Topic 10: Important for Everyone

Hi there,

In most divorce agreements there are a number of standard provisions (often called "boilerplate").

The most important of these provisions are:

1. The ability of the parties to have separate wills - this covers the right of both parties to exclude the other from their estate plans

2. Waiver of future claims - this generally says that except as written in the agreement neither party has any claim against the other.

3. Personal freedom to live your own life - this is not a restraining order but it is put into all agreements.  I think it may stem back to the days when women were treated like property and needed a recitation of their ability to live on their own.

4. Completeness of this agreement - this basically says the agreement is the agreement and side deals do NOT count; so, if your soon-to-be-ex promises you something, but says he won't put it in the agreement and to just "trust me" - don't.

Then there should be a provision about how to handle future disputes.  Are you going to require trying to mediate first?  Or are you going to simply say that the court is where future problems are worked out.  Maybe you have a parenting coordinator or an arbitrator to divide personal property.

If you wish, this is the point where you can resume your maiden name.

And finally the magic words: "status of the agreement"

Agreements are always final once approved by the Court as to property division, and always open regarding child-related issues, such as custody or support, and education

However there is a choice regarding alimony, health insurance and life insurance for a former spouse.  These provisions can be:

a. Merged into the judgment (more flexible), or
b. Survive as an independent contract (more rigid)

If the provisions are merged in the contract the court can change them (in a whole new lawsuit) if it finds that there has been a material and substantial change in circumstances.  This can be as broad as a new job, a cut or increase in pay, or as catastrophic as a major illness.

The survived agreement standard is a much higher standard.  In order to change a provision that survives, the court will have to find that there are "countervailing equities," which basically means the change is catastrophic, i.e. not only a job loss, but no assets left to pay support, or the party seeking an increase in support is about to become a public charge before they will change the contract.

You should always have the agreement reviewed by an attorney, as the devil is in the details.

Best,

Nancy

First and foremost, if you have them: The Kids

Hi there,

Here is the first topic in the series: Top 10 Topics to Consider When Getting Divorced.

If you have kids who aren't grown up, then this can be the most difficult area to navigate.  You will want to consider all of the topics in A and B below, and you may need to consider the topics in C, D and E as well.

A.  Legal custody, joint vs. sole, what legal custody means; who makes major decisions such as health, religion, education, moral development; and/or emergency decisions?

Most folks end up with joint legal custody, which actually is presumed to be the default format in Massachusetts.  Joint legal custody means that the parents need to communicate, and hopefully agree on the major decisions listed above.  This can be very hard in a high conflict situation, and impossible in a situation involving violence, mental health or substance abuse issues.  In fact, the state is asking people who are getting divorced because they can't communicate, to continue to communicate about their children.
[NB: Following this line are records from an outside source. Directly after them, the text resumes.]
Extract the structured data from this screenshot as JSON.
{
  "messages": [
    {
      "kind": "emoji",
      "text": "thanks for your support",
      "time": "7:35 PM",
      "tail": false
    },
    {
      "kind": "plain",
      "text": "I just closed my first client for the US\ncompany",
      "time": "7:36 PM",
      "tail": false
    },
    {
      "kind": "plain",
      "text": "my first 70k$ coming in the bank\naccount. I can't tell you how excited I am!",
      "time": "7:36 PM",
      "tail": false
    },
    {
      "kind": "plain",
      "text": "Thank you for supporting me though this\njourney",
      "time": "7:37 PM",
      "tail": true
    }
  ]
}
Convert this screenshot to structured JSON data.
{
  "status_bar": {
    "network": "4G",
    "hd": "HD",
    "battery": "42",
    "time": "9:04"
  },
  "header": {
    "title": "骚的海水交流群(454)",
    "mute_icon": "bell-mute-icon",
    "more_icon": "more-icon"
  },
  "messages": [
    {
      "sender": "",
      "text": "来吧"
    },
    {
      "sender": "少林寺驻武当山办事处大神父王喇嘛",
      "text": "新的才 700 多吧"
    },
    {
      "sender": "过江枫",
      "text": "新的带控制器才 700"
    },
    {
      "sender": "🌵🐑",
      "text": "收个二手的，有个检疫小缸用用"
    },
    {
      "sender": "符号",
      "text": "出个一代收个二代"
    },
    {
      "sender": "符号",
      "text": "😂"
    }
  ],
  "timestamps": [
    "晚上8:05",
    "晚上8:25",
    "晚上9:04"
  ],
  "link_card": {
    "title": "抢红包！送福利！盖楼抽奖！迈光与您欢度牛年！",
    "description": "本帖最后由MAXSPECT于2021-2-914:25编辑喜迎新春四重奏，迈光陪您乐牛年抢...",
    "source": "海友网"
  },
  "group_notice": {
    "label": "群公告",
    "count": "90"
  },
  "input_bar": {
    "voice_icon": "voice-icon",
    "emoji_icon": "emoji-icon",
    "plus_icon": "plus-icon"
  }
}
I have the utmost respect for those who manage sometimes after the divorce is done, to step back, take themselves out of the equation and do what is best for the kids.  I have some prior posts about holiday scheduling that may be useful.  Sometimes, parents can't do it themselves and a Parent Coordinator is necessary.

B.  Your parenting plan: where do the kids live?; when does the other parent see them (vacations holidays, etc)?; who does the driving for pick-ups and drop-offs?

This is often the most difficult piece to determine, as frequently both parents want to be the "primary parent".  Parenting plans can range from true shared, equal custody, to a more traditional - every other weekend and a couple of evenings during the week format.  If you can't agree the Court will decide, with the standard being "the best interest of the children," which usually translates to what the reality has been in the past - who the true primary caretaker has been.  In custody litigation the Court usually appoints a Guardian ad Litem to help determine what the parenting situation is, has been and should be.


C.  Removal or moving within the state.

Generally you have the right to move anywhere within the state; however, moving from Berkshire County to Nantucket can place real obstacles in parenting, and sometimes Courts have prevented it.  Moving outside the state, even from Attleboro to Woonsocket requires either an agreement of both parents or the approval of the court.  This can be a whole new legal action and can consume as much emotional energy, as well as legal fees, as a custody case.
 

D. Temporary incompetence of one parent.

What happens after the divorce when one parent is unable to care for the kids, generally due to mental illness, substance issues or incarceration? Most often there will be a temporary transfer of physical custody to the other parent, this can happen by the agreement of both parents, or through court intervention. Problems arise when the impaired or ill parent is better (or not) and wants the kids back. This can trigger a whole new custody action. These circumstances also often involve the state's Department of Children and Families.


E.  Relationship with other relatives.

Grandparents have rights too!  And so do parents against Grandparents.  Usually grandparents see their grandchildren when their child has them; however, in some instances grandparents can ask for their own time with their grandchildren.  Conversely, grandparents can be excluded from seeing the kids as well.

 

I realized as I wrote this that this is just the tip of the iceberg here, I could go on and on... I hope it helped.